Could you please help me with this query?

Best wishes
PG



It's hard to guide you on that one because it's not clear where you got the "f" from. It seems you just made up a variable, called it "f" and stuck it in the answer. If you explain what f is and why you think it belongs there, maybe we can guide you.

I can just reiterate what the book says. Generally, poles are found by setting the denominator to zero. In this case we do that and then solve for values of "s" that make the denominator zero. This then implies that exp(-s)=1. If we were talking about functions over a real domain s, then obviously we would obtain s=0 because we know that exp(0)=1. However, since we are dealing with functions over a complex domain s, we need to be more careful and look for complex values of s also.

The books clearly shows why s can be j2∏n, where n is any integer. Hence, s=0 is only one of an infinite number of solutions and there are an infinite number of poles, all evenly spaced out on the imaginary axis, and separated by a distance of 2∏.

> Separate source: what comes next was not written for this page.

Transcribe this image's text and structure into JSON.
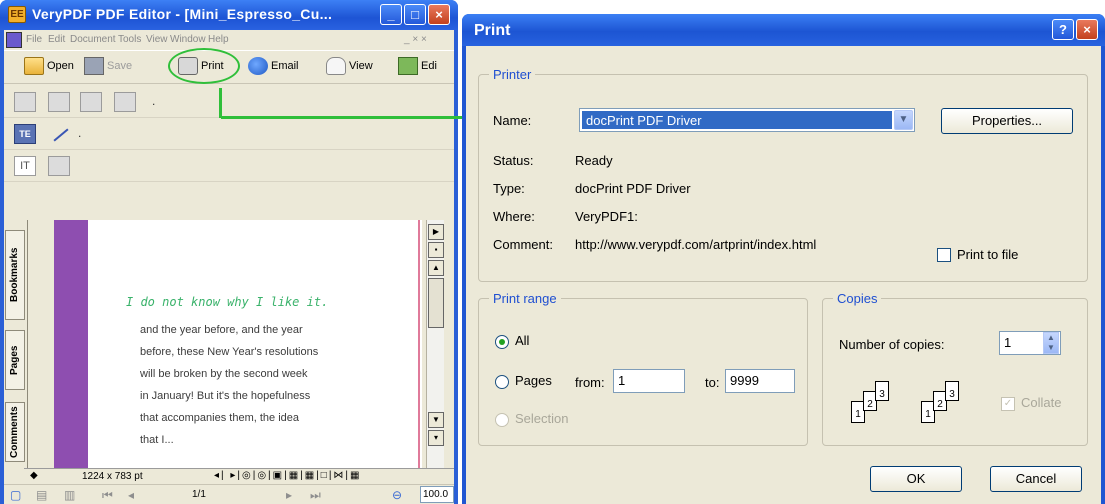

But, let's be more explicit than the book. The book points out that exp(-σ) ( cos(ω) - j sin(ω)) =1. Since the right hand side is real, the imaginary part of the left hand must be zero. Hence. sin(ω)=0, which implies that any solution we find is limited to values of ω that obey ω=m∏, where "m" is any integer. However, not necessarily are all of these values valid solutions because the real part of the right hand side is 1, and the real part of the left hand side must also be one. Hence exp(σ) cos(m∏)=1. Here we can see that the cosine will be ±1 (1 for even "m" and -1 for odd "m"), and exp(σ) is always positive for any real value of σ. Hence, solutions require σ=0 and m must be even. Well, this converts to s=jn2∏ for any integer n. Notice that we use 2n in place of m, so that we can say n is any integer, rather than having to say that m is any even integer including 0.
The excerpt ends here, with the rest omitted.